While the initial rollout will only allow for fast withdrawals of DAI to layer-1, there are plans to enable L2 <> L2 transfers in the future and possibly expand to bridging other stablecoins in the Peg Stability Module, including USDC.
Maker’s Growth Core Unit has expressed interest in providing a grant for Maker Teleport to be integrated into the Hop UI. In this case, it would likely make sense to sunset the Hop DAI bridge immediately or when Teleport enables L2 <> L2 transfers. If Maker were to charge a fee eventually, some of the revenue could be kicked back from Maker to Hop DAO.
There may also be opportunities for Hop to integrate more deeply with Teleport at the contract level. This could take a few forms:
- Features could be built on top of Teleport, adding functionality
- If Hop opens up its trustless messaging layer in the future, Maker could use it to limit the liability Teleport presents and improve its trust model.
It’s not clear whether Maker is interested in this type of collaboration or is more interested in owning the whole stack.
Maker’s Teleport presents serious competition for Hop’s DAI bridge and possibly the USDC bridge eventually as well. It may make sense to rethink our relationship with DAI/Maker and consider them direct competition rather than an aligned party.
This could take the form of sunsetting DAI support or attempting to compete with the Teleport bridge for market share. Hop will likely be much cheaper from a gas efficiency standpoint and could still be the best option for all but very large transfers. It also may take a long time for Teleport to support L2 <> L2 transfers.

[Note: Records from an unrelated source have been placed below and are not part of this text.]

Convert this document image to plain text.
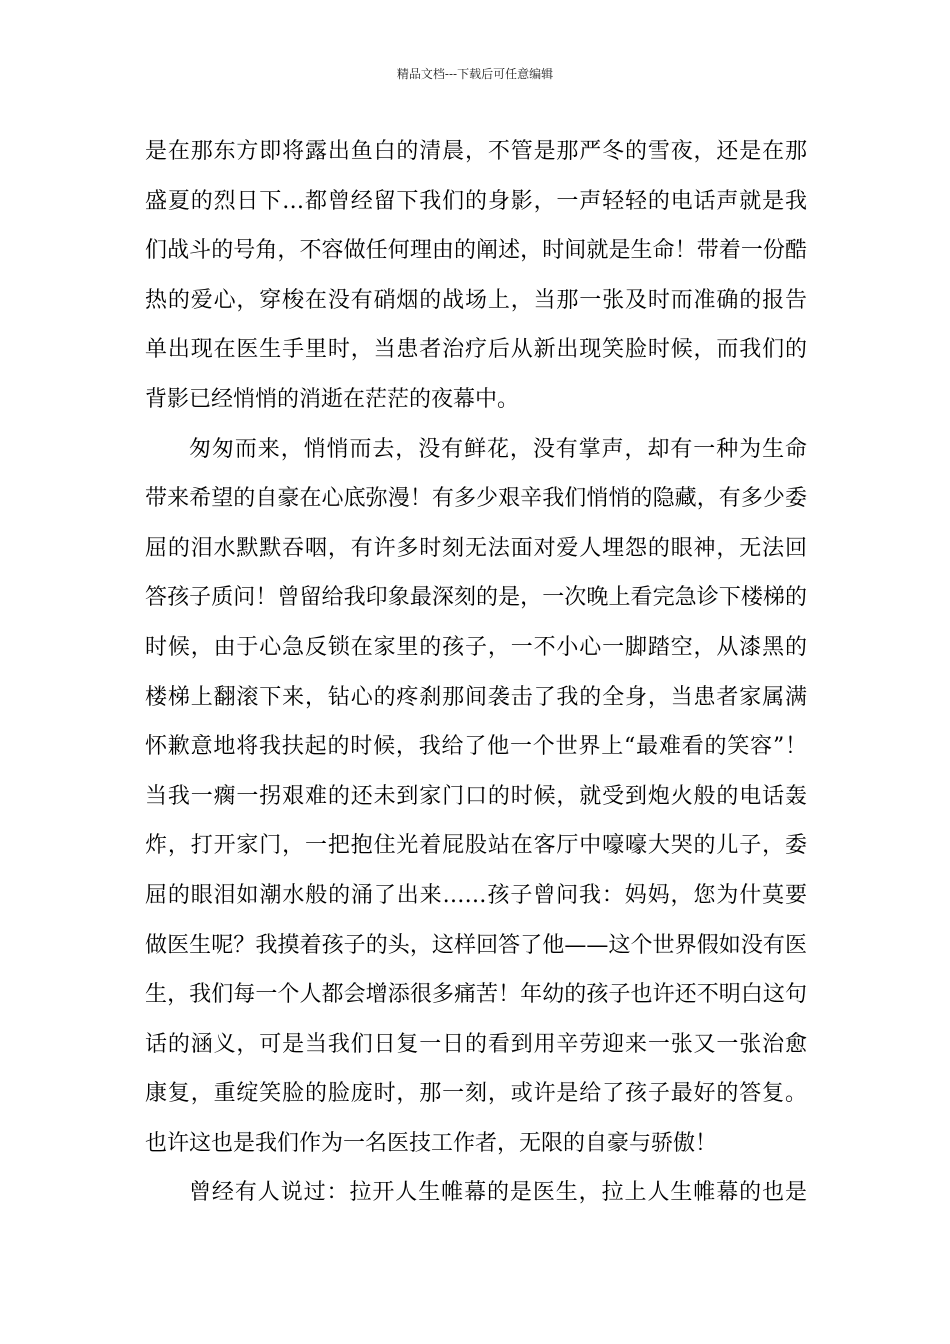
精品文档---下载后可任意编辑
是在那东方即将露出鱼白的清晨，不管是那严冬的雪夜，还是在那
盛夏的烈日下…都曾经留下我们的身影，一声轻轻的电话声就是我
们战斗的号角，不容做任何理由的阐述，时间就是生命！带着一份酷
热的爱心，穿梭在没有硝烟的战场上，当那一张及时而准确的报告
单出现在医生手里时，当患者治疗后从新出现笑脸时候，而我们的
背影已经悄悄的消逝在茫茫的夜幕中。
匆匆而来，悄悄而去，没有鲜花，没有掌声，却有一种为生命
带来希望的自豪在心底弥漫！有多少艰辛我们悄悄的隐藏，有多少委
屈的泪水默默吞咽，有许多时刻无法面对爱人埋怨的眼神，无法回
答孩子质问！曾留给我印象最深刻的是，一次晚上看完急诊下楼梯的
时候，由于心急反锁在家里的孩子，一不小心一脚踏空，从漆黑的
楼梯上翻滚下来，钻心的疼刹那间袭击了我的全身，当患者家属满
怀歉意地将我扶起的时候，我给了他一个世界上“最难看的笑容”！
当我一瘸一拐艰难的还未到家门口的时候，就受到炮火般的电话轰
炸，打开家门，一把抱住光着屁股站在客厅中嚎嚎大哭的儿子，委
屈的眼泪如潮水般的涌了出来……孩子曾问我：妈妈，您为什莫要
做医生呢？我摸着孩子的头，这样回答了他——这个世界假如没有医
生，我们每一个人都会增添很多痛苦！年幼的孩子也许还不明白这句
话的涵义，可是当我们日复一日的看到用辛劳迎来一张又一张治愈
康复，重绽笑脸的脸庞时，那一刻，或许是给了孩子最好的答复。
也许这也是我们作为一名医技工作者，无限的自豪与骄傲！
曾经有人说过：拉开人生帷幕的是医生，拉上人生帷幕的也是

Maker’s Teleport is a multisig bridge in its current form. While Maker’s oracles have been historically reliable, this trust model still relies on off-chain parties to secure their keys, and its security can’t be independently verified. While we trust the Maker team and community members to follow best practices and take the utmost care, we have seen how suddenly devastating it can be when multisig keys are compromised, as was the case in the Ronin and Harmony bridge hacks.
The Hop DAI bridge bonder returns are decent when volume is relatively good and sub-par when it is not. The AMM liquidity is on the low end but not as low as USDT currently is. If Hop continues to support DAI, it will likely be necessary to introduce light HOP incentives for both the AMMs and bonder liquidity to keep the bridge efficient and the bonder interested.